Obama, Medvedev's Moscow meeting to result in Russia's unwise concessions: political scientist David Satter
Azerbaijan, Baku, July 8 / Trend , E.Tariverdiyeva/
The result of the Moscow summit meeting will be to put pressure on President Obama to make unwise concessions to Russia," Expert of Hudson Institute David Satter told Trend .
"Obama himself is responsible for this situation, first with his reference to the need to "reset" relations and then with his eagerness to please his hosts in Moscow by speaking about a U.S. evaluation of whether a proposed anti-missile shield based in Eastern Europe would actually work," Visiting Scholar at the School of Advanced International Studies under the Johns Hopkins University Satter said.
Today U.S. President Barack Obama's Moscow visit has ended. During the visit, the U.S. president met with his Russian counterpart Dmitriy Medvedev and discussed the START and the Anti-Ballistic Missile (ABM), as well as the Iranian issue and transit of the American goods to Russia. The agreement on Obama's visit to Moscow has been reached during the two leaders' April meeting in London before the G20 summit. At that time, Medvedev stated that he is satisfied with familiarization with his American counterpart and hopes for an interesting and fruitful meeting in the Russian capital. The visit took place on July 6-8.

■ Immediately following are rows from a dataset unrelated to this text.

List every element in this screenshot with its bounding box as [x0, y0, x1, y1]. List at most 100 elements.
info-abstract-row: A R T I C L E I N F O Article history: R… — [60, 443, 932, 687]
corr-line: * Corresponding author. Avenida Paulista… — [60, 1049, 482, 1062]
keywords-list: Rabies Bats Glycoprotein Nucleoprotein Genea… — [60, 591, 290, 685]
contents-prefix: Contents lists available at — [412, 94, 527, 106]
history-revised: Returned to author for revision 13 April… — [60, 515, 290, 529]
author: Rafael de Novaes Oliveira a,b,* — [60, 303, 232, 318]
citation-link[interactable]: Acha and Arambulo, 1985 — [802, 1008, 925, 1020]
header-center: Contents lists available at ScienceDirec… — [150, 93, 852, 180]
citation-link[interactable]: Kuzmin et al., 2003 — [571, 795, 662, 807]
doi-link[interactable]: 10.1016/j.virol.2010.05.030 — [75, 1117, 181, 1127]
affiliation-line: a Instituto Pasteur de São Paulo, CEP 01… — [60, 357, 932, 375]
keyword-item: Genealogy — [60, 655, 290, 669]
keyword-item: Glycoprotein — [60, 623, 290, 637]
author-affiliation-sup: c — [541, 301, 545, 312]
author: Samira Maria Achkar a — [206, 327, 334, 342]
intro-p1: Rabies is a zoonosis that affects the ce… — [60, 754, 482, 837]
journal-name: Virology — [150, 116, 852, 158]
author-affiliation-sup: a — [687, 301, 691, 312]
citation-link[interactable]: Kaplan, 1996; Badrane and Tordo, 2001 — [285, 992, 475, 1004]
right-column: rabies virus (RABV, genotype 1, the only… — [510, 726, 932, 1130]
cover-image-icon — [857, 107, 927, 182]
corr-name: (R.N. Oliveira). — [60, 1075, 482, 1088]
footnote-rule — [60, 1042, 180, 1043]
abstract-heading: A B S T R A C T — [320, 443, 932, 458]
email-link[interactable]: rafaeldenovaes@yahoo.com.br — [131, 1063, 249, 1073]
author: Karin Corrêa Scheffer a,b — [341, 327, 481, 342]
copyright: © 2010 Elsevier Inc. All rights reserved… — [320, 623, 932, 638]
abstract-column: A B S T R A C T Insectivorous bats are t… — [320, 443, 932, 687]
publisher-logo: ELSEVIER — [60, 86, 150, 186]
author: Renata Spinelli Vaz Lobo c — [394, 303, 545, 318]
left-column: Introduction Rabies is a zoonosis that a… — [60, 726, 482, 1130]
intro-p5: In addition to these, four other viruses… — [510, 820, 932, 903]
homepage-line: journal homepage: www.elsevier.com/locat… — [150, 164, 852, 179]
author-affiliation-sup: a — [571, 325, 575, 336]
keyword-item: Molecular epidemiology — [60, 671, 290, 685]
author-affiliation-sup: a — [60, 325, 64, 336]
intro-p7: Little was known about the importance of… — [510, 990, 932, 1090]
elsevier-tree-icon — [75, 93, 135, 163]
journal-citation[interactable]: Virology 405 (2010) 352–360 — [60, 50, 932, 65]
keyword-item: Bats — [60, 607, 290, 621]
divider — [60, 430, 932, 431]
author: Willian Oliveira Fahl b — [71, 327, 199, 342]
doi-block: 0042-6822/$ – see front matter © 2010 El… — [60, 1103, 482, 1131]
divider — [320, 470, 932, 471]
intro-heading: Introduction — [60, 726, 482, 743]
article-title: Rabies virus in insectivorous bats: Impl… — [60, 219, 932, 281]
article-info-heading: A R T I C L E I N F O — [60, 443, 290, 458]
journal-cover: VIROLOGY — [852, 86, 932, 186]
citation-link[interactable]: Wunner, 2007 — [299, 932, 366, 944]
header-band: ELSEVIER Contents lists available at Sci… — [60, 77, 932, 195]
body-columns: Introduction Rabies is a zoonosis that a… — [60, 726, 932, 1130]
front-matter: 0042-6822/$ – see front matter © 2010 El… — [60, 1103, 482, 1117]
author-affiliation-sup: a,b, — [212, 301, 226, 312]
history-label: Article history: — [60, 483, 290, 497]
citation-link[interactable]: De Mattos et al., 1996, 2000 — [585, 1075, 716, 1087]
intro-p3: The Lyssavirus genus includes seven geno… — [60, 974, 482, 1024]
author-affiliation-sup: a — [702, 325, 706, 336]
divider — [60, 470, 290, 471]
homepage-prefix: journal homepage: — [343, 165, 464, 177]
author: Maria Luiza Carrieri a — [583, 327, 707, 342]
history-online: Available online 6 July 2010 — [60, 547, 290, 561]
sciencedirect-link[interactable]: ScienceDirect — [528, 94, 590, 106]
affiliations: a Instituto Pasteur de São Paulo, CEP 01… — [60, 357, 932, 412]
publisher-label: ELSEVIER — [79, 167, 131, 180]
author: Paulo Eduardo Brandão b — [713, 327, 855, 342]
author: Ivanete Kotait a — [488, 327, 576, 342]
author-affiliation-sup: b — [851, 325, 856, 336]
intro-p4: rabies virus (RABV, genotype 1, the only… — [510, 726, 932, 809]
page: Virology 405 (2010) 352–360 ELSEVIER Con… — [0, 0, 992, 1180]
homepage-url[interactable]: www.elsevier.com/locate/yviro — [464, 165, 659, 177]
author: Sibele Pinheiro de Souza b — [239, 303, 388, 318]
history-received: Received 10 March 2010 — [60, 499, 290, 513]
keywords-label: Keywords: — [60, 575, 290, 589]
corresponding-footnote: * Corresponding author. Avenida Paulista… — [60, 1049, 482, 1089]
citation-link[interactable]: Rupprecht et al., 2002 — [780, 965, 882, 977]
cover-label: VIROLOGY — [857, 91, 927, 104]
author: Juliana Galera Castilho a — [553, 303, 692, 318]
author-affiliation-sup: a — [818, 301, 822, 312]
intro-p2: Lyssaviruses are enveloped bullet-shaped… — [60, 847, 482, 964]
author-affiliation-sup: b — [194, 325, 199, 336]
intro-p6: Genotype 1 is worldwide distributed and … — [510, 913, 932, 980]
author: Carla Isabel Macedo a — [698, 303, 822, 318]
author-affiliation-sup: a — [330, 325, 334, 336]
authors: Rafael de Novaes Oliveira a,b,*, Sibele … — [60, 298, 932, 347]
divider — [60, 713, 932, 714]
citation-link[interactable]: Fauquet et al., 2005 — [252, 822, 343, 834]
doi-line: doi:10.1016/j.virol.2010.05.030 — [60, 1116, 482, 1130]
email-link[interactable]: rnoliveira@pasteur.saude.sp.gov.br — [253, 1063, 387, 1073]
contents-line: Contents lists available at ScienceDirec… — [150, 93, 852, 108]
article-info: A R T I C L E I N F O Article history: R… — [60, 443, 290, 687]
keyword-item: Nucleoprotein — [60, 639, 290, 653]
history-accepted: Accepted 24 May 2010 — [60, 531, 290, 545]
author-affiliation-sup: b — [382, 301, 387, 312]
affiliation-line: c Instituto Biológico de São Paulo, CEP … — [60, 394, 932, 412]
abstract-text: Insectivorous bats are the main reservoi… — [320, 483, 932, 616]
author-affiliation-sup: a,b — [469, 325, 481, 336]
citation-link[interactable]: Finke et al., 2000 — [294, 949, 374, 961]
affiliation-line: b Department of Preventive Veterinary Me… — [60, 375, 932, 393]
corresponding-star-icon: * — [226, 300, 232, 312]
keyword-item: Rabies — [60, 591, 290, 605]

The expert said Russian foreign policy spokesmen speaking on the main government television network immediately interpreted this for the Russian audience as a prelude to an American decision to drop the plan for a missile shield entirely.
"When that doesn't happen - and I believe it won't - it will be presented by the Russian regime to both their own citizens and the West as a breach of trust and sign of the U.S.'s aggressive intentions," Satter said.
On July 7, U.S. President Barack Obama promised at the meeting with Russian Prime Minister Vladimir Putin to be more responsive to Russia's concern about the Anti-Ballistic Missile (ABM), Deputy Head of the Russian government Yuriy Ushakov who took part in the talks told journalists, RIA Novosti reported.
The expert does not think the visit will change the world political situation. But it will put the U.S. at a disadvantage in limiting Russia's drive to impose its will on its neighbors, Satter said.
The Russian leaders will emerge from these talks, which the American side is describing as a "new start," with the confidence that the U.S. naively misreads their intentions, is not committed to its previous positions," he said.
"It can be counted on not to resist meaningfully if Russia decides to expand its sphere of influence by force," Satter said.